Welcome to our review of the popular currency pair EUR/USD.
In our previous forecast, we noted the bearish pressure coming down from the 1.2. With the expectation of an interest rate hike for the US dollar pushing up demand for the green buck, the Euro currency is likely to remain challenged.
Looking at the EUR/USD weekly chart above we see a bearish channel in progress. As mentioned previously, it is likely that the prospect of further interest rate hikes by the US Federal Reserve is sparking demand for the US dollar.
Up ahead lies the support region of 1.16. If it fails, we may see a stretch for 1.14. Should any bullish recovery gain foothold, 1.18 is likely to resist.
BBC reports “US interest rates are likely to rise again next month and a further three times next year, one of the Federal Reserve’s rate-setters has said.

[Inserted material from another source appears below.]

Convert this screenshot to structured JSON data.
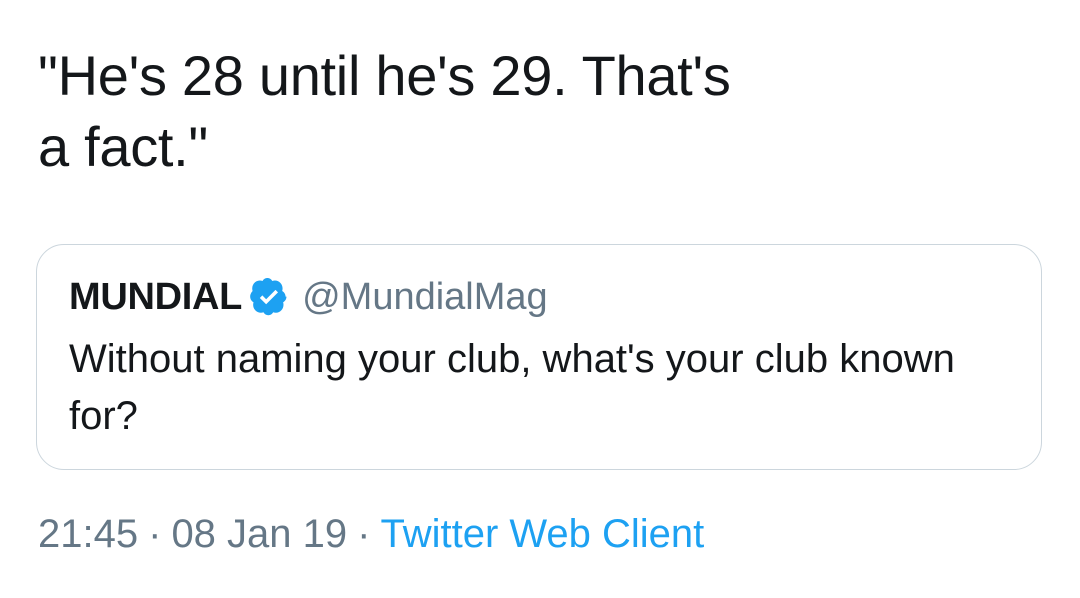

John Williams, who sits on the Fed’s Open Markets Committee, said a rate rise in December “makes sense, at least based on the information I have today”.
He also told the BBC he was “pencilling in” three further increases next year, as interest rates returned gradually to “a normal level” of about 2.5%.
The key rate target is now 1% to 1.25%.
That’s the highest level since 2008, when policymakers cut rates to encourage borrowing and spending after the financial crisis.
The Fed raised interest rates for the first time since the crisis in December 2015.
Policymakers acted in December 2016 and again in March and June this year.
Mr Williams said that central bankers globally faced new problems.
“Due to fundamental shifts in demographics and slower growth,” he said, “the new normal for interest rates is likely to be much lower in the future than in the past.”
He added: “I think this is going to be the big challenge for us going forward – how to operate monetary policy effectively when the normal or average interest rate is 2.5 to 3%.
“During a recession, the typical response of a central bank like the Fed would be to cut interest rates by five percentage points to stimulate the economy.
“Well, if you’re starting from 2.5 or 3%, you obviously don’t have as much manoeuvring room to give the economy a boost.” ”
The opinions made are very US dollar hawkish. As investors often prefer currencies with a better interest rate outlook, the euro is likely to take a step back if the US interest rate hike continues.
This coming week brings us the US Retail Sales. A strong release is likely to fuel the US interest rate hike theme. Trade safely.